Sitting at the kitchen tables of twelve women in their eighties who were born in or immigrated to Montana in the late nineteenth or early twentieth century, between 1982 and 1988 oral historian Donna Gray conducted interviews that reveal a rich heritage. In retelling their life stories, Gray steps aside and allows theses women with supposedly “nothing to tell” to speak for themselves. Pride, nostalgia, and triumph fill a dozen hearts as they realize how remarkable their lives have been and wonder how they did it all.

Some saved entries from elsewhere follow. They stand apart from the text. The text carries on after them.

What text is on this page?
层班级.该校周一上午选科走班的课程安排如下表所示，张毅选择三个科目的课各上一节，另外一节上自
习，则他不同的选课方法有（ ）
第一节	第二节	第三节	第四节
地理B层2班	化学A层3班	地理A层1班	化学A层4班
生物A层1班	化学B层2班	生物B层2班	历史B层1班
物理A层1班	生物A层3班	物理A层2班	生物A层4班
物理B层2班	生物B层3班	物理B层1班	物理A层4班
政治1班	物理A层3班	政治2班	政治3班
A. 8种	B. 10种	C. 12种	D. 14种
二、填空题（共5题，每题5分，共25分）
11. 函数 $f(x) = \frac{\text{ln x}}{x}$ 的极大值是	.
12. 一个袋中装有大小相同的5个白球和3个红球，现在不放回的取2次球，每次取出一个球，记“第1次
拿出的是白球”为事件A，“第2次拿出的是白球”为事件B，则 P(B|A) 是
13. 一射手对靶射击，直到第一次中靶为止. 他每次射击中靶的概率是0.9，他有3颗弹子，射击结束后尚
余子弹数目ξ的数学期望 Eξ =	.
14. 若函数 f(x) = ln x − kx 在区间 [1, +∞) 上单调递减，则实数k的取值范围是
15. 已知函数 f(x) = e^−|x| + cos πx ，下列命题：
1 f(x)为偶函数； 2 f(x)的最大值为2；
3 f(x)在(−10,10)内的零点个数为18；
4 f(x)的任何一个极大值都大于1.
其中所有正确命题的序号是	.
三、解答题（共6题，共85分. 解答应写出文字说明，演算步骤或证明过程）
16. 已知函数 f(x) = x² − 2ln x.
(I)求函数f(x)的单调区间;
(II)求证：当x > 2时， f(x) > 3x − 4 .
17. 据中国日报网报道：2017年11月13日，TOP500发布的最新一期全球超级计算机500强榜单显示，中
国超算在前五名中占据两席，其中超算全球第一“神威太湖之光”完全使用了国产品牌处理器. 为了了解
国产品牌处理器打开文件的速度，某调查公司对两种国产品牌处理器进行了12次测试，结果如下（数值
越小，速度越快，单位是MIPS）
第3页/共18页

Some of these women grew up in Montana in one-bedroom houses; others traveled in covered wagons before finding a home and falling in love with Montana. These raw accounts bring to life the childhood memories and adulthood experiences of ranch wives who were not afraid to milk a cow or bake in a wooden stove. From raising poultry to raising a family, these women knew the meaning of hard work. Several faced the hardships of family illness, poverty, and early widowhood. Through it all, they were known for their good sense of humor and strong sense of self.

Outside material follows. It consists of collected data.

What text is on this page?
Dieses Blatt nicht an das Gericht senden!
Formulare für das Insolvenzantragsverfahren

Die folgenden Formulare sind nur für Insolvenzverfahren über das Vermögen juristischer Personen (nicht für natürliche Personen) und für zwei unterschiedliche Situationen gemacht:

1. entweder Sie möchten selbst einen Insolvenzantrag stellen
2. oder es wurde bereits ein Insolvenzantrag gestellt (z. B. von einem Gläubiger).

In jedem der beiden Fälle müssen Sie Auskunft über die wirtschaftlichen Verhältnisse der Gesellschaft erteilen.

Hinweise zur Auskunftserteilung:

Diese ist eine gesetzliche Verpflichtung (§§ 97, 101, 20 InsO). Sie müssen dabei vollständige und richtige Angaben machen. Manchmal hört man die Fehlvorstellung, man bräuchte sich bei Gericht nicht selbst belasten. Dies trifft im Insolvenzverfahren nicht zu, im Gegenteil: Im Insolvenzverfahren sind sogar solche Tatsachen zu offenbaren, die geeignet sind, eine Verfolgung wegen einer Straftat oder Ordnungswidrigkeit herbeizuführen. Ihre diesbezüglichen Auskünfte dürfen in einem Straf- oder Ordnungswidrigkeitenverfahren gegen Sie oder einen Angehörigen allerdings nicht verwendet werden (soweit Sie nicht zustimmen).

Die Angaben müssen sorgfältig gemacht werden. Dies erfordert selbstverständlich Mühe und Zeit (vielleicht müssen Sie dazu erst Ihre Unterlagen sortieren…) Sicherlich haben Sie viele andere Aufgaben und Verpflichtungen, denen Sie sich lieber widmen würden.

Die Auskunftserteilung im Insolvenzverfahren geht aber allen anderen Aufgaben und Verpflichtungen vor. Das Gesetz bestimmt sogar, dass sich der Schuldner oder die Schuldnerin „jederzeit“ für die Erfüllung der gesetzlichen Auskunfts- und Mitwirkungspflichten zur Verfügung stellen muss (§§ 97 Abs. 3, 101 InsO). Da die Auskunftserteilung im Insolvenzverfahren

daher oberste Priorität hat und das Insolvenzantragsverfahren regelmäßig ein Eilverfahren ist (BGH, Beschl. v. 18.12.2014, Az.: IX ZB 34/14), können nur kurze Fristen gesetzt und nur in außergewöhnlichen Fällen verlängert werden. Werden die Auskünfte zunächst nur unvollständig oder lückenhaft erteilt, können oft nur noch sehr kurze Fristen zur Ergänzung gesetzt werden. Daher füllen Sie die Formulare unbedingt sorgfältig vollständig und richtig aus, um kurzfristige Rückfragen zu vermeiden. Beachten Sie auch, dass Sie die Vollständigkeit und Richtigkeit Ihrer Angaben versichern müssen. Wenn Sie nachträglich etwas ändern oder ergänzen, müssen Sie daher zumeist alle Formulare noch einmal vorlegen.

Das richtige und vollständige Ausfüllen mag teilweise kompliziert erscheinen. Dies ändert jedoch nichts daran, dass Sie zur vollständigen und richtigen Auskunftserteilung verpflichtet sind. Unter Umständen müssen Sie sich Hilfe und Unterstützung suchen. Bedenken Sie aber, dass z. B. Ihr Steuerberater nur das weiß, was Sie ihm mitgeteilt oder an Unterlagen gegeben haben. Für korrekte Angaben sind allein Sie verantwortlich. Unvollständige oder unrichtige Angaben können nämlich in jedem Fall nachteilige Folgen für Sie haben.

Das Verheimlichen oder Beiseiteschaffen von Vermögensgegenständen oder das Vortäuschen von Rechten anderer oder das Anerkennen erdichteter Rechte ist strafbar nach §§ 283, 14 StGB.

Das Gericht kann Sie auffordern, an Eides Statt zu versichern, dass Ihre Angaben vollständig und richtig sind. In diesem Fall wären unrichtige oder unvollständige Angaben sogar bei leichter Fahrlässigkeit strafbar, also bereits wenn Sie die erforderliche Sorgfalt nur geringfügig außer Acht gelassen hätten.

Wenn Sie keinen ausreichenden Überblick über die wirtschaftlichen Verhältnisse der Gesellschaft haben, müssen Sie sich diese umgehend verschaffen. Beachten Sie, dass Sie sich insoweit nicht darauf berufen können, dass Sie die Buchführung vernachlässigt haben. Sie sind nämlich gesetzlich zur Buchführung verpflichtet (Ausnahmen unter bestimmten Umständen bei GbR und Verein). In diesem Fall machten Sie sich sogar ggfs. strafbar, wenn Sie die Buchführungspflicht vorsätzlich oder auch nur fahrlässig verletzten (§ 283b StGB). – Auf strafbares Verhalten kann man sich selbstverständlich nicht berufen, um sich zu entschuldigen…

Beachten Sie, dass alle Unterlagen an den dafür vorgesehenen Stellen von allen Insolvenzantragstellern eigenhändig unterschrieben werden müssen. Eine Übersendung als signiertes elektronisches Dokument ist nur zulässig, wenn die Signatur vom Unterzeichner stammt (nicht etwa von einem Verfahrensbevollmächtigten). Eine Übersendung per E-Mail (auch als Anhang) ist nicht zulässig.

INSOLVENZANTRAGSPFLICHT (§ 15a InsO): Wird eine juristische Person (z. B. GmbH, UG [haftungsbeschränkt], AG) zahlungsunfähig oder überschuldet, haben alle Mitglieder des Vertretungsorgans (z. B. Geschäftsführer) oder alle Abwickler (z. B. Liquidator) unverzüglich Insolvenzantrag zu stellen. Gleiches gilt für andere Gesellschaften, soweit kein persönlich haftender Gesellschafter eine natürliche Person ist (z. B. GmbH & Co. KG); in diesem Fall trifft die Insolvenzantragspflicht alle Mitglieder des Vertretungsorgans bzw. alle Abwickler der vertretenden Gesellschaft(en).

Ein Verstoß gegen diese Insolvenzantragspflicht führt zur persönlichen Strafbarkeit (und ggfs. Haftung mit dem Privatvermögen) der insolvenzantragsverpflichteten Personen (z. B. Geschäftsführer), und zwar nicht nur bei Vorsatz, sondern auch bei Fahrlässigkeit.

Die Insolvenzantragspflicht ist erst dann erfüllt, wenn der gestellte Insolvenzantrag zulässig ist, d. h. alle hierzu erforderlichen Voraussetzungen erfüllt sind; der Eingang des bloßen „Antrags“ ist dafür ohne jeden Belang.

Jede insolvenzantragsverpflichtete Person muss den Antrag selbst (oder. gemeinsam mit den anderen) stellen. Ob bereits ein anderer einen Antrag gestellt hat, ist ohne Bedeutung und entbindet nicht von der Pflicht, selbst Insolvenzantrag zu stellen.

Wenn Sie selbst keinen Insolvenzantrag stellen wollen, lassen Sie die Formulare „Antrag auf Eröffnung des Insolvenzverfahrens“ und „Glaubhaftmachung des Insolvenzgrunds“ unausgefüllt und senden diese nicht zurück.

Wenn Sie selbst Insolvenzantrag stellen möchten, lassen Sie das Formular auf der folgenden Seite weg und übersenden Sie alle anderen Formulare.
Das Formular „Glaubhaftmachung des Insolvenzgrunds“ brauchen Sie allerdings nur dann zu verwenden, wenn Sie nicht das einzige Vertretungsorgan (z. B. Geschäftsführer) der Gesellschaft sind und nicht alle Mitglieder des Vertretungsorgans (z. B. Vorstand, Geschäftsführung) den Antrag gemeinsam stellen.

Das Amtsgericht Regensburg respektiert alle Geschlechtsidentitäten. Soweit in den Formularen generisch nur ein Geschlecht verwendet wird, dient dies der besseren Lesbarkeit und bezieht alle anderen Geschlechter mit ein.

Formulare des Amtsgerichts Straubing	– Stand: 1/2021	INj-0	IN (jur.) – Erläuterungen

A native of Illinois, Donna Gray began her work in oral history while living in the Bay Area of California. With her husband's retirement in the mid-1970s, the couple bought a ranch in Montana's Paradise Valley, where Donna became interested in the histories of neighboring ranch wives. That interest prompted her to expand her search for the stories of Montana's rural women.
Linda Peavy and Ursula Smith have been working in women's history for thirty years. They have co-authored ten books, including Pioneer Women and Women in Waiting in the Westward Movement.